Cerro paranal

Whether you are a simple fan of James Bond (Quantum of Solace) or passionate about astrophysics, Cerro Paranal (2635m) is a name that thunders between imagination and science. It is the possibility of opening the sky…

The first nights in the Atacama desert but like all those spent in the deserts bind us to the sky in a special way. It is obviously a spiritual relationship: Earth-Man-Sky. An intuitive resonance.

Lying in my sleeping bag, the sky revolves around the polar star and I try to locate myself in this southern hemisphere sky where I will have to wait until morning to recognize a few stars or constellations. I admit, I don’t know much about it, but I like stories about the sky and those who know how to tell the stars. I take an indestructible Hubert Reeves pocket book with each trip where I know that I keep linking the same pages. The stars were yellow, as if stuck on a solid blue background were a little phosphorescent but they had lost their power.

I begin to fall asleep remembering a night « under the stars » in Brittany, during a heat wave period. I hoped that my children, then small, fall asleep under the sky. A false good idea: « I can not close my eyes he replied, it is too beautiful ». The sky shone with all its starlight and we were all wide-eyed.

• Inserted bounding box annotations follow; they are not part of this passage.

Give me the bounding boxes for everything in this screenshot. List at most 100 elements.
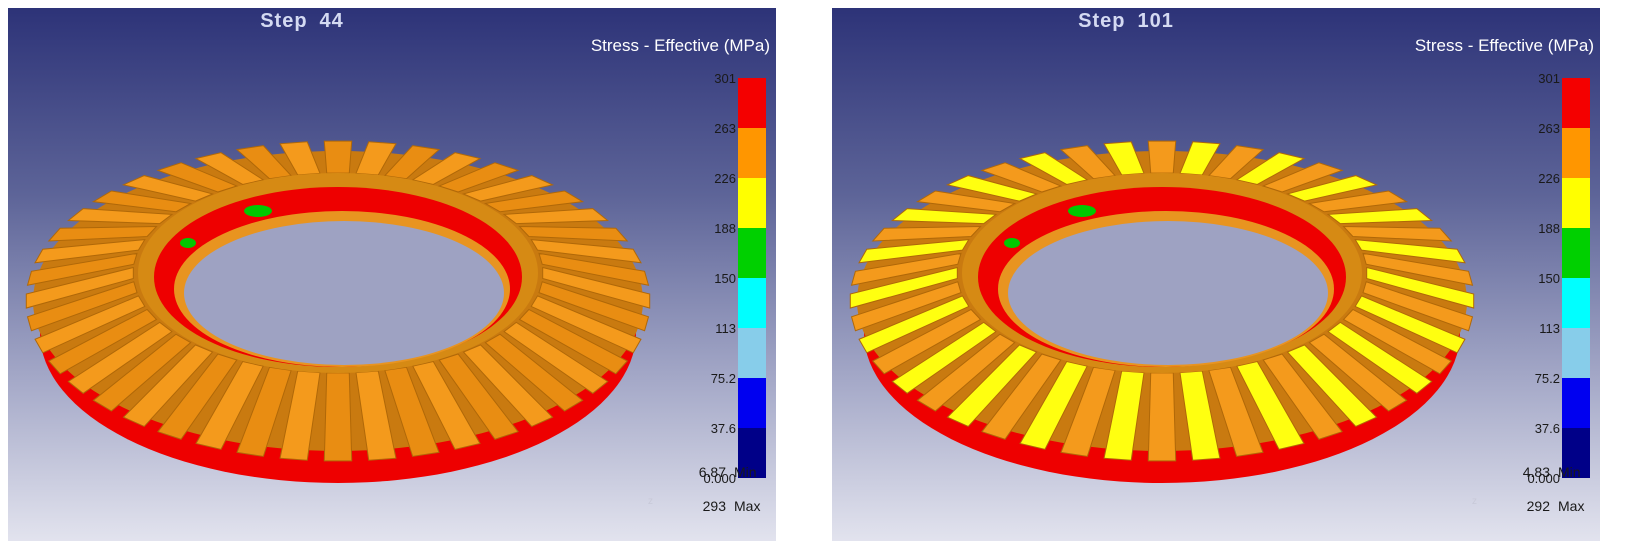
gear-tooth (850, 252, 962, 286)
max-label: Max (1558, 498, 1585, 514)
gear-tooth (25, 266, 134, 309)
gear-tooth (916, 333, 1016, 412)
gear-tooth (946, 344, 1038, 428)
legend-swatch (1562, 378, 1590, 428)
max-label: Max (734, 498, 761, 514)
gear-tooth (503, 321, 609, 394)
gear-tooth (156, 162, 239, 193)
gear-tooth (945, 175, 1039, 202)
gear-tooth (1236, 360, 1305, 450)
gear-tooth (502, 208, 610, 225)
gear-tooth (1327, 321, 1433, 394)
legend-title: Stress - Effective (MPa) (590, 36, 770, 55)
gear-tooth (323, 372, 353, 462)
gear-tooth (484, 333, 584, 412)
legend-tick: 113 (1539, 321, 1560, 336)
legend-tick: 0.000 (703, 471, 736, 486)
gear-bore (1008, 221, 1328, 365)
gear-tooth (1362, 281, 1474, 332)
gear-tooth (92, 333, 192, 412)
legend-swatch (738, 178, 766, 228)
stress-hotspot (180, 238, 196, 248)
gear-tooth (483, 190, 585, 213)
legend-tick: 150 (1538, 271, 1560, 286)
max-readout: 292 Max (1520, 498, 1585, 514)
legend-color-bar (1562, 78, 1590, 478)
gear-tooth (871, 308, 982, 375)
step-title: Step 44 (8, 10, 776, 33)
gear-tooth (91, 190, 193, 213)
step-number: 101 (1137, 10, 1174, 32)
min-readout: 4.83 Min (1520, 464, 1581, 480)
gear-tooth (67, 321, 173, 394)
gear-bore (184, 221, 504, 365)
legend-tick: 188 (1538, 221, 1560, 236)
gear-tooth (1262, 353, 1343, 440)
legend-swatch (1562, 228, 1590, 278)
min-value: 4.83 (1522, 464, 1550, 480)
legend-tick: 301 (1538, 71, 1560, 86)
gear-tooth (891, 321, 997, 394)
legend-swatch (738, 278, 766, 328)
legend-tick: 75.2 (1534, 371, 1560, 386)
gear-tooth (1207, 145, 1265, 180)
viewport-step-44[interactable]: Step 44 Stress - Effective (MPa) 301 263 … (8, 8, 776, 541)
legend-swatch (1562, 428, 1590, 478)
gear-tooth (538, 281, 650, 332)
gear-tooth (890, 208, 998, 225)
legend-swatch (1562, 278, 1590, 328)
gear-tooth (66, 208, 174, 225)
legend-swatch (738, 228, 766, 278)
gear-tooth (1342, 226, 1453, 242)
gear-tooth (236, 366, 292, 457)
legend-tick: 226 (1538, 171, 1560, 186)
gear-tooth (850, 281, 962, 332)
gear-model-render[interactable] (832, 8, 1522, 541)
legend-swatch (738, 78, 766, 128)
gear-tooth (1235, 152, 1306, 185)
gear-tooth (121, 175, 215, 202)
color-legend: 301 263 226 188 150 113 75.2 37.6 0.000 (703, 71, 772, 496)
legend-tick: 263 (1538, 121, 1560, 136)
gear-tooth (1286, 344, 1378, 428)
legend-tick: 188 (714, 221, 736, 236)
gear-tooth (1059, 145, 1117, 180)
viewport-step-101[interactable]: Step 101 Stress - Effective (MPa) 301 263… (832, 8, 1600, 541)
gear-tooth (462, 344, 554, 428)
gear-tooth (34, 239, 146, 264)
gear-tooth (411, 152, 482, 185)
gear-tooth (1308, 333, 1408, 412)
gear-tooth (1342, 308, 1453, 375)
gear-tooth (194, 152, 265, 185)
gear-tooth (1147, 140, 1177, 174)
gear-tooth (542, 266, 651, 309)
legend-swatch (738, 378, 766, 428)
legend-tick: 263 (714, 121, 736, 136)
legend-color-bar (738, 78, 766, 478)
gear-tooth (323, 140, 353, 174)
max-value: 293 (702, 498, 726, 514)
gear-tooth (122, 344, 214, 428)
axis-triad-label: z (1472, 496, 1477, 507)
min-value: 6.87 (698, 464, 726, 480)
gear-model-render[interactable] (8, 8, 698, 541)
legend-swatch (1562, 328, 1590, 378)
legend-tick: 226 (714, 171, 736, 186)
gear-tooth (438, 353, 519, 440)
legend-tick: 301 (714, 71, 736, 86)
gear-tooth (1261, 162, 1344, 193)
gear-tooth (461, 175, 555, 202)
gear-tooth (538, 252, 650, 286)
stress-hotspot (1004, 238, 1020, 248)
gear-tooth (26, 281, 138, 332)
gear-tooth (915, 190, 1017, 213)
gear-tooth (1307, 190, 1409, 213)
gear-tooth (195, 360, 264, 450)
gear-tooth (1362, 252, 1474, 286)
max-readout: 293 Max (696, 498, 761, 514)
min-label: Min (1558, 464, 1581, 480)
step-title: Step 101 (832, 10, 1600, 33)
gear-tooth (849, 266, 958, 309)
gear-tooth (858, 295, 970, 354)
step-label: Step (1078, 10, 1126, 32)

I never imagined setting foot in a hotbed of astrophysical science. I had the curiosity several times to plunge my eye into a telescope, but entering a heavenly temple such as this was unthinkable before this second trip to the Atacama. The chance of a meeting allowed us to enter there in privileged conditions and to discover these fabulous machines.

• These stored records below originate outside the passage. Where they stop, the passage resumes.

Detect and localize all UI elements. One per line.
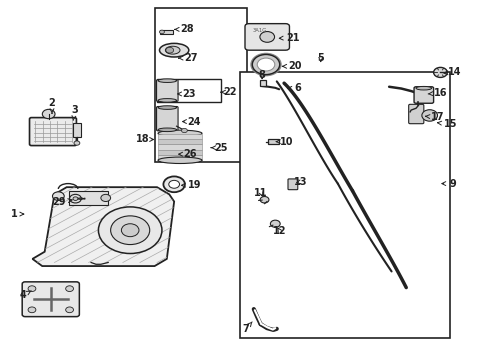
Ellipse shape [158, 99, 176, 102]
Circle shape [270, 220, 280, 227]
FancyBboxPatch shape [22, 282, 79, 317]
Text: 21: 21 [279, 33, 299, 42]
Text: 10: 10 [276, 137, 294, 147]
Text: 24: 24 [183, 117, 200, 127]
Text: 1: 1 [10, 209, 24, 219]
Circle shape [122, 224, 139, 237]
Text: 14: 14 [444, 67, 462, 77]
Bar [158, 155, 202, 160]
Circle shape [434, 67, 447, 77]
Circle shape [74, 141, 80, 145]
FancyBboxPatch shape [157, 80, 178, 102]
Circle shape [42, 109, 55, 119]
Circle shape [159, 30, 164, 34]
Text: 23: 23 [178, 89, 196, 99]
Ellipse shape [158, 130, 202, 136]
Circle shape [66, 286, 74, 292]
Text: 20: 20 [283, 61, 302, 71]
Circle shape [73, 197, 78, 201]
FancyBboxPatch shape [409, 104, 424, 124]
Text: 19: 19 [182, 180, 202, 190]
Circle shape [422, 110, 438, 121]
Text: 8: 8 [259, 70, 266, 80]
Text: 3A1G: 3A1G [253, 28, 267, 33]
Text: 22: 22 [221, 87, 237, 97]
FancyBboxPatch shape [245, 24, 290, 50]
Ellipse shape [416, 86, 432, 90]
Circle shape [257, 58, 275, 71]
Ellipse shape [165, 46, 180, 54]
FancyBboxPatch shape [157, 107, 178, 131]
Bar [158, 144, 202, 149]
Text: 28: 28 [175, 24, 194, 35]
Circle shape [101, 194, 111, 202]
Text: 4: 4 [19, 291, 31, 301]
Bar [157, 78, 220, 102]
Text: 15: 15 [438, 119, 457, 129]
Circle shape [251, 54, 281, 75]
Circle shape [98, 207, 162, 253]
Ellipse shape [158, 128, 176, 132]
Text: 7: 7 [243, 322, 252, 334]
Bar [260, 80, 266, 86]
Bar [158, 139, 202, 144]
Text: 12: 12 [273, 226, 287, 236]
Text: 13: 13 [294, 177, 307, 187]
Bar [269, 139, 279, 144]
FancyBboxPatch shape [414, 87, 434, 103]
Bar [158, 150, 202, 155]
FancyBboxPatch shape [288, 179, 298, 190]
FancyBboxPatch shape [29, 118, 76, 145]
Circle shape [28, 286, 36, 292]
Circle shape [166, 47, 173, 53]
Text: 9: 9 [442, 179, 456, 189]
Circle shape [111, 216, 150, 244]
Bar [69, 191, 108, 205]
Text: 26: 26 [179, 149, 196, 159]
Text: 2: 2 [49, 98, 55, 113]
Ellipse shape [158, 106, 176, 109]
Text: 29: 29 [52, 197, 72, 207]
Text: 11: 11 [254, 188, 268, 198]
Circle shape [260, 197, 269, 203]
Circle shape [66, 307, 74, 313]
Ellipse shape [159, 43, 189, 57]
Circle shape [181, 129, 187, 133]
Text: 17: 17 [425, 112, 445, 122]
Bar [73, 123, 81, 137]
Circle shape [169, 180, 179, 188]
Polygon shape [32, 187, 174, 266]
Text: 5: 5 [318, 53, 324, 63]
Bar [155, 8, 247, 162]
Text: 16: 16 [428, 88, 447, 98]
Circle shape [163, 176, 185, 192]
Text: 3: 3 [72, 105, 78, 121]
Bar [240, 72, 450, 338]
Bar [160, 30, 172, 35]
Bar [158, 134, 202, 139]
Circle shape [260, 32, 274, 42]
Ellipse shape [158, 79, 176, 82]
Text: 18: 18 [136, 135, 153, 144]
Text: 25: 25 [211, 143, 227, 153]
Circle shape [52, 192, 64, 201]
Text: 27: 27 [179, 53, 198, 63]
Ellipse shape [158, 157, 202, 163]
Circle shape [70, 194, 81, 203]
Circle shape [28, 307, 36, 313]
Text: 6: 6 [288, 83, 301, 93]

« Oscuro es maravilloso » (darkness is marvelous) is written on the access door to the control room of the VLT (very large telescope) of the Paranal observatory, one of the largest in the European southern observatory (ESO) installed around the year 2000. The VLT is made up of 4 telescopes. Each has a code name UT1 to UT4, in the Mapuche language it is Antu (the Sun), Kueyen (the Moon), Melipal (the Southern Cross) Yepun (Venus). In each of them is placed a mirror 8.20 m in diameter, each bearing the first name of one of the Dalton Brothers (Lucky Luke).

Here, we do not observe the sky with a laser beam launched in the Milky Way and with the aid of an optical system which takes measurements by interference between the waves from Infra red to Ultra violet (interferometry). In other words, we observe the invisible in the imperceptible. This is where the closest black hole to earth was observed. The black hole hidden within the HR 6819 system is one of the very first stellar mass black holes discovered to date that does not interact violently with its environment and, as a result, appears truly black to us.


In the evening, we set up our camp further down in the desert facing this mountain drawn by the silhouette of the telescopes. The next morning and like every day our eyes roam the ground in our search for a stone that has fallen from the sky.